3. Dataset Size Impact: Table 2 illustrates that different datasets yield different neuron importance scores. However, it's not clear if varying the quantity of data within a single dataset also impacts these scores. For example, if using 100% of the dataset identifies important neurons $N = \{n_1, n_2, n_3, n_4\}$, would using only 50% or 33% of the dataset result in a different set of important neurons, or would it merely be a subset of $N$? If the importance neurons change, are they still importance neurons, or is there any underlying cause which we are not able to see.

4. Computation Requirements: The paper lacks an analysis of the computational resources needed to determine neuron importance.
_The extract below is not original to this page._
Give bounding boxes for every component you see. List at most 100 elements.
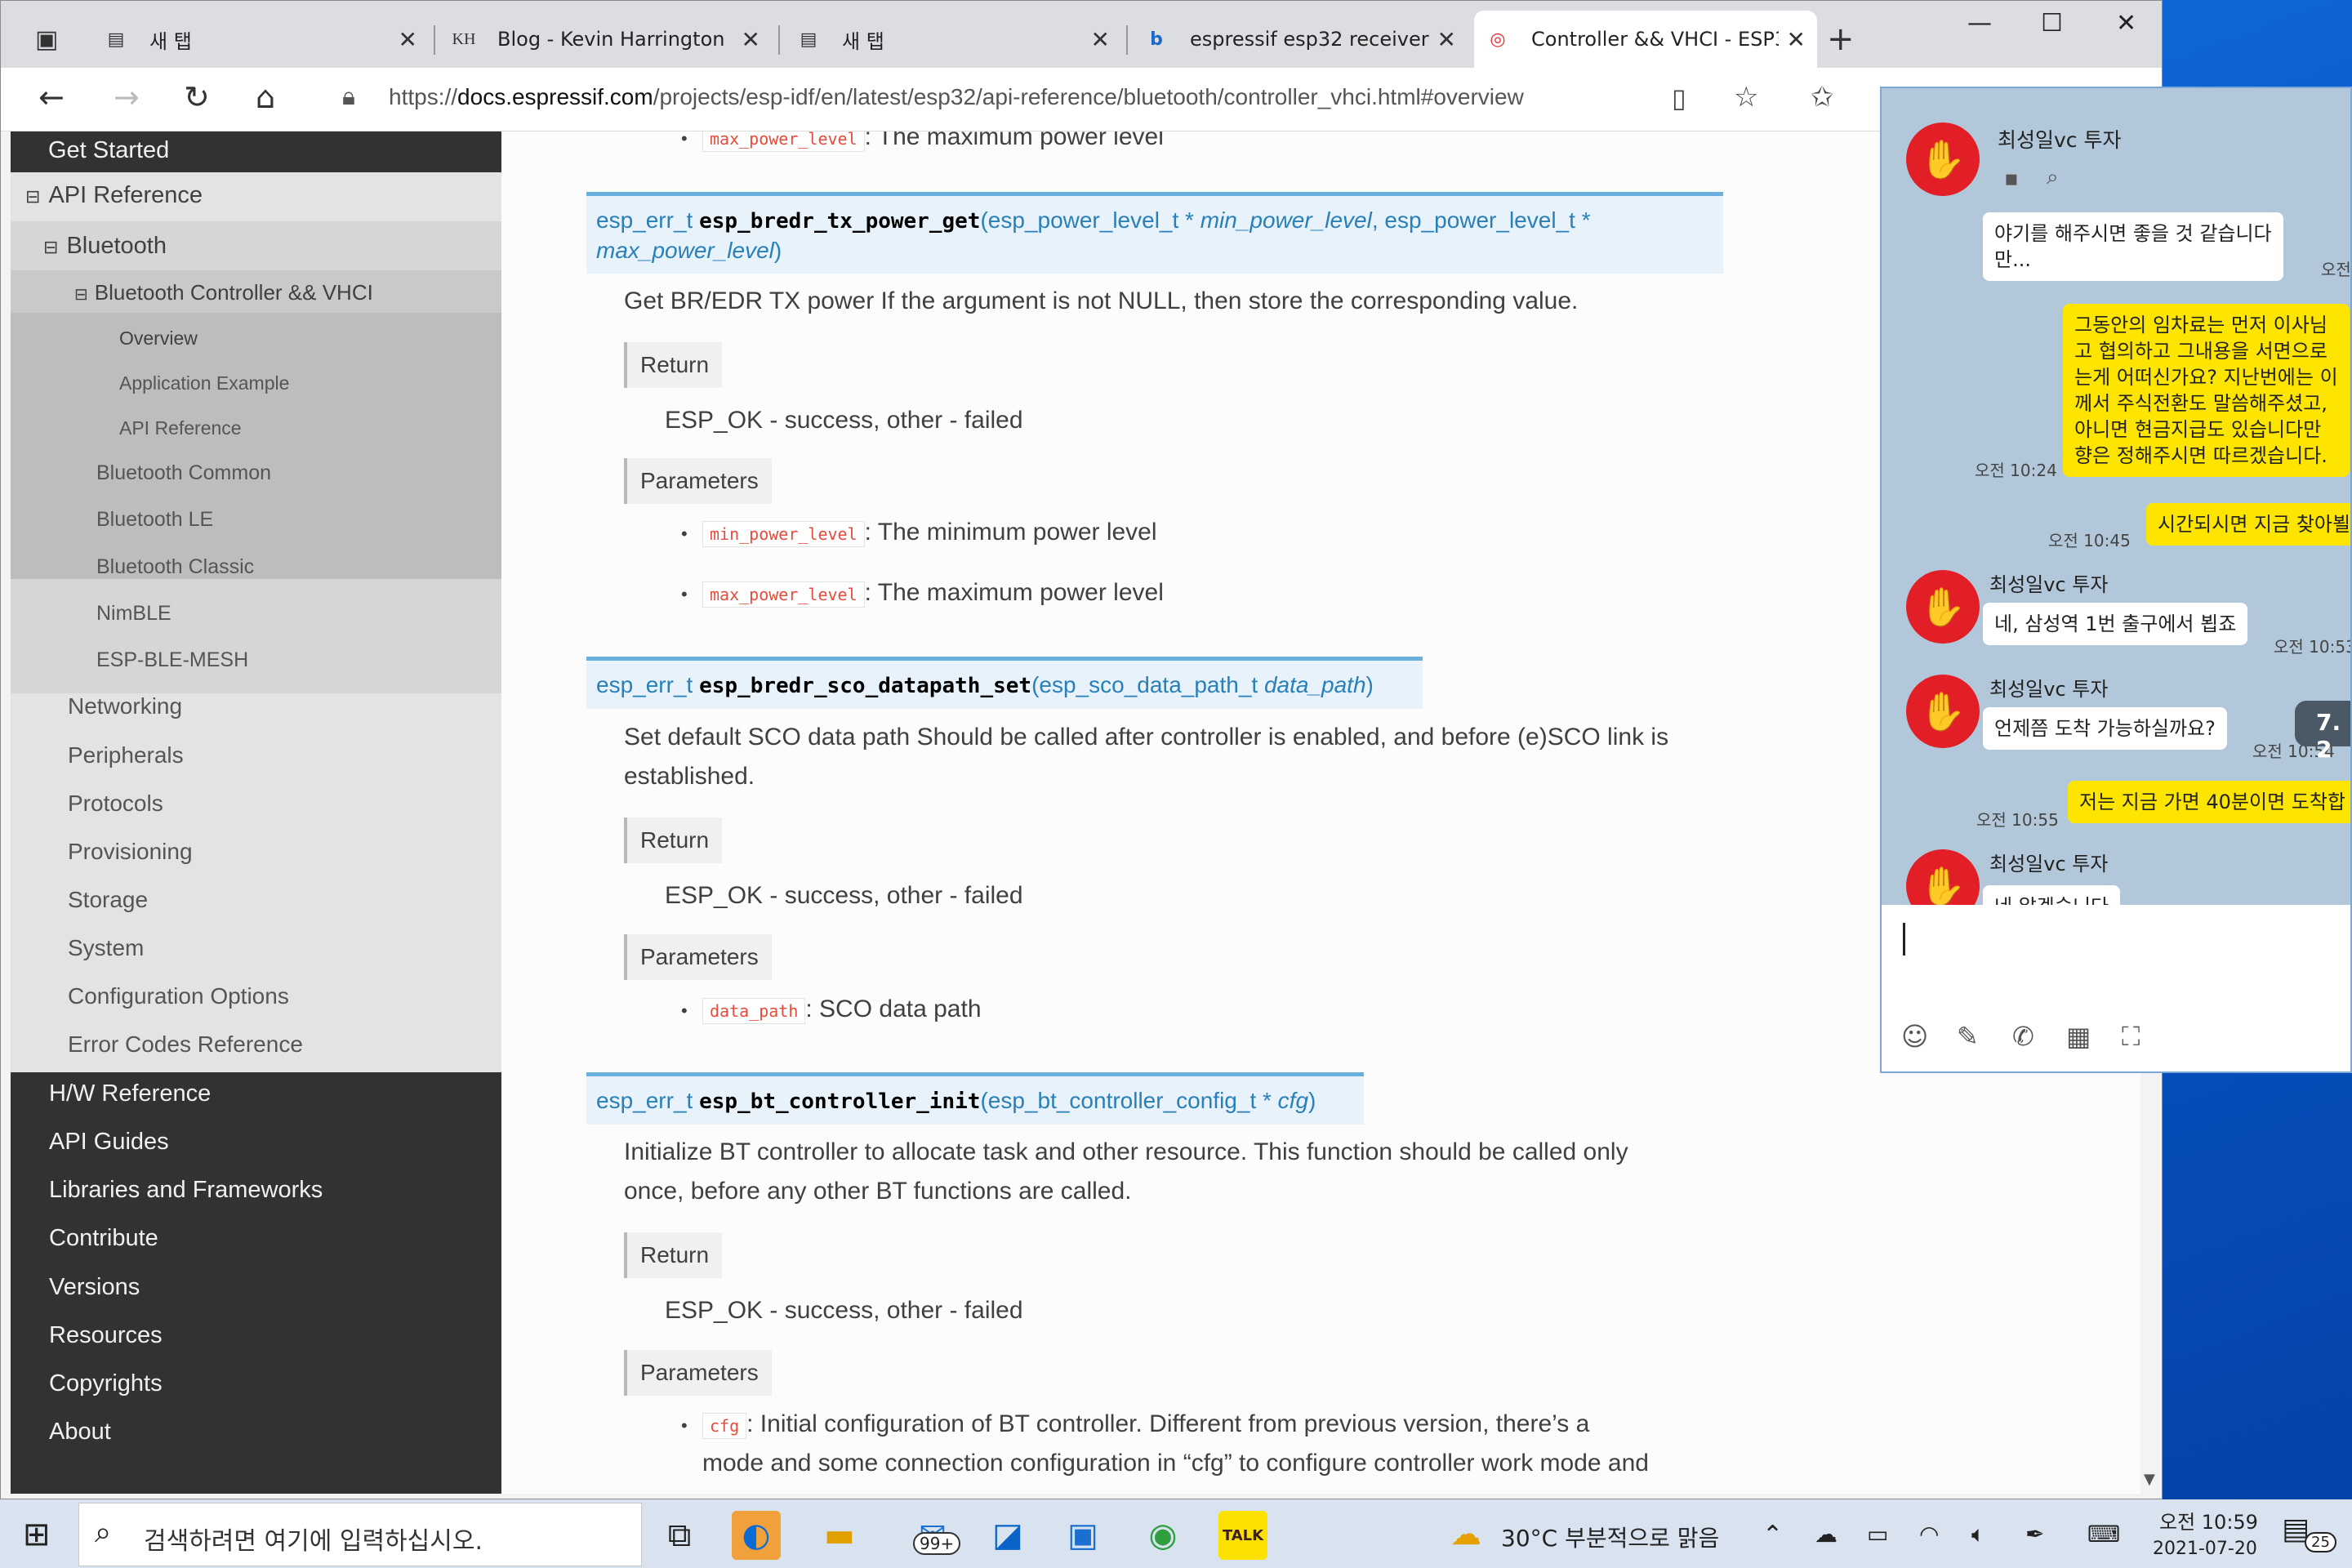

Since high-performance compute resources can be limited, an estimate of the required computational effort is essential to evaluate the feasibility of this explainability method.

1. The writing of this paper is very confusing, even with very low-level mistakes. It seems the authors do not understand what is important and the meaning of the formulation. For instance, in the lines 203 and 204, what does H mean? There is even no H in the equation. Besides, there are some inconsistent formats, such as fig. xx, and Figure xxx, which makes this paper not well-prepared for submission.
2. Since this paper focuses on FFN of MLLM, it is better to show the structure of the focused FFN, making it clearer to understand what the purpose of this paper is.
3. The analysis in the experiments is confusing. For example, in line 403 and 404, MMLU (0.31)? Also, in line 407, mentioned in Ob3? I do not understand what the paper means.
4. Whether the analysis in this paper depends on specific models or not? If so, is it accurate to claim that it is the characteristic of MLLM? I wonder if the performance of FFN in MLLM plays a similar role.